Foto: REUTERS/Amir Cohen/File Photo

Als der Schuss ertönt und der Mann auf der anderen Seite zusammensackt, halten sich die Soldaten nicht mehr zurück: "Wow, was für ein Video, jaaaa, so ein Hurensohn", schreit einer, als ob das, was da mit der Kamera gerade festgehalten wurde, nur ein Videospiel ist. Doch der Mann, der nun am Boden liegt, ist ein Palästinenser im Gazastreifen. Die jubelnden Männer hinter der Kamera sind israelische Soldaten.

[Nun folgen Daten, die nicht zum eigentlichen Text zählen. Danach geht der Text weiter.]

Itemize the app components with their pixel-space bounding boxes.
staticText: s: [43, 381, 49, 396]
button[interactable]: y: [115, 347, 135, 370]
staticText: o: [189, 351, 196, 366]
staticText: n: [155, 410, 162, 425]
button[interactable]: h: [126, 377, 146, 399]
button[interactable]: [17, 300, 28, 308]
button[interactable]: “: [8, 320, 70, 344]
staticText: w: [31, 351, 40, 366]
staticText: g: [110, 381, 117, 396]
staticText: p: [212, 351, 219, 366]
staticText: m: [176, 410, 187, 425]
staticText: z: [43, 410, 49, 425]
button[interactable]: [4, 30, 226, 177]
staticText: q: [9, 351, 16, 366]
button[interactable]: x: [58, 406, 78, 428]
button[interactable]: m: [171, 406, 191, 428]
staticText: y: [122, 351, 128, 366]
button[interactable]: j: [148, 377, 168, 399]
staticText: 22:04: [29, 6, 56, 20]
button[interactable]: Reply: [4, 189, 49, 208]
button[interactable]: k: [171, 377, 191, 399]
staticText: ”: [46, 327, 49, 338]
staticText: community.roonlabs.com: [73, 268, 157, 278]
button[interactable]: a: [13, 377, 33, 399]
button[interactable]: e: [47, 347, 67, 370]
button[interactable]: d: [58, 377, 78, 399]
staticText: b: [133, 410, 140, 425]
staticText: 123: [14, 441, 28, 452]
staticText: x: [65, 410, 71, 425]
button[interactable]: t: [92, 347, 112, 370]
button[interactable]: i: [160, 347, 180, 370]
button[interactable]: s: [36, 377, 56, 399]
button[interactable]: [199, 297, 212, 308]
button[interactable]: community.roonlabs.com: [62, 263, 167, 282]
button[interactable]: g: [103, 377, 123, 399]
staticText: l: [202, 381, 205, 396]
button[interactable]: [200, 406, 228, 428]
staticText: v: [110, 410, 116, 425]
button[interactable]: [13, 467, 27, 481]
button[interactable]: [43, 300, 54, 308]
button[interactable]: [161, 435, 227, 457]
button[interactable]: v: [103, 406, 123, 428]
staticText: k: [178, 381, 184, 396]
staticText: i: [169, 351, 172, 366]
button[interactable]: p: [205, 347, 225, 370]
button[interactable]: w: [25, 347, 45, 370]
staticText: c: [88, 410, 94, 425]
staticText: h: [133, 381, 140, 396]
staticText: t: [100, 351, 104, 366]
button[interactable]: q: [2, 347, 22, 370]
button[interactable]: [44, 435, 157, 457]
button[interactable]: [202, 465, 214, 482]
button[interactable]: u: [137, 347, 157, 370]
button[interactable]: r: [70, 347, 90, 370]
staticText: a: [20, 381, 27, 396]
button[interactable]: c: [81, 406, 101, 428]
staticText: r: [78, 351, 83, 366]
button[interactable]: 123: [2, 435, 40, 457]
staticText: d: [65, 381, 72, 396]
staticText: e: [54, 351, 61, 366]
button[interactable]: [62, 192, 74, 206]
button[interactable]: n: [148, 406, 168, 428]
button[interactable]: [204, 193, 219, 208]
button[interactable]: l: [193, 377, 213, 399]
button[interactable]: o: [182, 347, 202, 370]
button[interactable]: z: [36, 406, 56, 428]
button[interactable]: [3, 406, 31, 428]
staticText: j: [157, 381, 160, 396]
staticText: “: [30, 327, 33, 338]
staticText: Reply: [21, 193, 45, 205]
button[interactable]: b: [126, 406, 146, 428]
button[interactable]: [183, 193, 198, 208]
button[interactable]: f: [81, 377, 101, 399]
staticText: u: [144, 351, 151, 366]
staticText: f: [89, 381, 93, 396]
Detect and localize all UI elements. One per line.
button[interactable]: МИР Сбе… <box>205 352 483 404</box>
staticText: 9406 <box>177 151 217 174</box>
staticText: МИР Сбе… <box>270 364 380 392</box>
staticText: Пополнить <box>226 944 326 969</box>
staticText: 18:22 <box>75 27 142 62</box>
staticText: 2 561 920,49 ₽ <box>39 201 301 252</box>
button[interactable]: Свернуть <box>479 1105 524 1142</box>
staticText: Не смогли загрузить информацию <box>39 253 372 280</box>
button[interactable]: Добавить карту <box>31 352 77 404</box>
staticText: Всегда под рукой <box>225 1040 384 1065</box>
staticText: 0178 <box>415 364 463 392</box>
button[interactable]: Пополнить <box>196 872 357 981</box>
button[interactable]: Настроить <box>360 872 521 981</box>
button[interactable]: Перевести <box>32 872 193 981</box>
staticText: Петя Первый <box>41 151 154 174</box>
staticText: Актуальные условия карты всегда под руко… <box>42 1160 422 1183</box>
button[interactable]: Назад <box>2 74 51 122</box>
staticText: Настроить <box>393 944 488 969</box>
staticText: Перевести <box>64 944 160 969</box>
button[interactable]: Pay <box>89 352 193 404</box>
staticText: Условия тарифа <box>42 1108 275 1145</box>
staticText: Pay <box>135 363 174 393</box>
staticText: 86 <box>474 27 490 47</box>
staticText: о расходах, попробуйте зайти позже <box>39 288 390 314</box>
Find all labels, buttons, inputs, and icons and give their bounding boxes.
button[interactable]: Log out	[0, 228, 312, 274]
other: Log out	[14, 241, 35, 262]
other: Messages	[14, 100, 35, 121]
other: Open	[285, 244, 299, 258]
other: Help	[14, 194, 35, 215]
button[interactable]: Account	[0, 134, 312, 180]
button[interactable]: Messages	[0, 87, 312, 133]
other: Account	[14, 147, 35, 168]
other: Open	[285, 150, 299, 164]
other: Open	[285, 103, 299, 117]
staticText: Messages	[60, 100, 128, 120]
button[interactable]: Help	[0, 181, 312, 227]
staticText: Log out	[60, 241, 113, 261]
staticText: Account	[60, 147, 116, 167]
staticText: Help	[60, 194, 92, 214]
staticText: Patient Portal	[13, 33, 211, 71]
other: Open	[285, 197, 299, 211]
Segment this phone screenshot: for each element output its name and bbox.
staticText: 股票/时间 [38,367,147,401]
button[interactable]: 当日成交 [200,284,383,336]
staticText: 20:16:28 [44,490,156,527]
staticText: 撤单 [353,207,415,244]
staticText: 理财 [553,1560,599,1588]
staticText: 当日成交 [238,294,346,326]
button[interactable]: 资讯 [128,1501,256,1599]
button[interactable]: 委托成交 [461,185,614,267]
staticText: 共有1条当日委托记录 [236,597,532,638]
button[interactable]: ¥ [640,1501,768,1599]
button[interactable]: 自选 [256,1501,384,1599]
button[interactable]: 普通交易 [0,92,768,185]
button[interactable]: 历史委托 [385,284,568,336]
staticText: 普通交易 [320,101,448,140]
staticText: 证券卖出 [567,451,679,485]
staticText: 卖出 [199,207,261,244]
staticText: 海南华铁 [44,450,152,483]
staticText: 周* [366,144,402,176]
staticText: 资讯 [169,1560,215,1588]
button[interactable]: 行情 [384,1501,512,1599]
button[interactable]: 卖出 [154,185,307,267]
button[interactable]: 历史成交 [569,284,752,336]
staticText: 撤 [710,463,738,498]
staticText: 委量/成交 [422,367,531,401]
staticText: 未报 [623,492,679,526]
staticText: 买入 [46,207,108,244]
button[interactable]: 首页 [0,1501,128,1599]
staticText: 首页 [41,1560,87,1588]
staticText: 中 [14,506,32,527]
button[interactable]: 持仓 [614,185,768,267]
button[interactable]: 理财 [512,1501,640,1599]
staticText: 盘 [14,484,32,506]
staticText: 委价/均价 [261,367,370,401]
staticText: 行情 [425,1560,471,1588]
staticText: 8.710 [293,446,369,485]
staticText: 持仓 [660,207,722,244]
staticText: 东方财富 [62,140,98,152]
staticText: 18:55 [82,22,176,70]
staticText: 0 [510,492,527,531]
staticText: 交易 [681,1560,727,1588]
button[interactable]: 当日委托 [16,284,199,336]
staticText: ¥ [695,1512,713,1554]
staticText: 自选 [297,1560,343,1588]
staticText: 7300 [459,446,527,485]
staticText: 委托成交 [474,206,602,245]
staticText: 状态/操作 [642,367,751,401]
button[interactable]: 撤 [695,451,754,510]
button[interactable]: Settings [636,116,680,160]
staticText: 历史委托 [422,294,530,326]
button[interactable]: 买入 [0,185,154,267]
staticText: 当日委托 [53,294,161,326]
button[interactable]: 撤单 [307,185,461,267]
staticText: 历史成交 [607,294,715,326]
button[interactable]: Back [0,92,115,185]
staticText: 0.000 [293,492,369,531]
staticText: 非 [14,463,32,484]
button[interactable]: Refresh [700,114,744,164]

Zwar ereignete sich der Vorfall laut Armee schon im Dezember 2017 und die jubelnden Soldaten sind nicht die Schützen. Dennoch macht das Video jetzt erst die Runde in sozialen Netzwerken – und schlägt hohe Wellen. Politiker und Armee reagierten umgehend, allerdings auf ganz unterschiedliche Art und Weise: Während die Armee den Vorfall untersuchen will und betont, dass das Filmen solcher Operationen sowie die zu hörenden Äußerungen nicht dem Grad an Zurückhaltung entsprechen, der von Soldaten der israelischen Armee erwartet würde, rechtfertigten israelische Minister das Verhalten der Soldaten: "Jeder, der schon einmal auf dem Schlachtfeld war, weiß, dass es nicht besonders seriös ist, wenn jemand in Tel Aviv oder in einem Studio sitzt und Soldaten nach ihren Kommentaren beurteilt, während die dabei sind, unsere Grenzen zu verteidigen", sagte Bildungsminister Naftali Bennett.

"Menschliche Reaktion"

Und Gilad Erdan, Minister für Innere Sicherheit, fragte: "War es in diesem Land in den kommenden Tagen so langweilig, dass dieses Video so viel Aufmerksamkeit bekommt?" Die Soldaten seien in einer Stresssituation und nun beurteile man diese "menschliche Reaktion" und verurteile sie vom Lehnsessel in Tel Aviv aus.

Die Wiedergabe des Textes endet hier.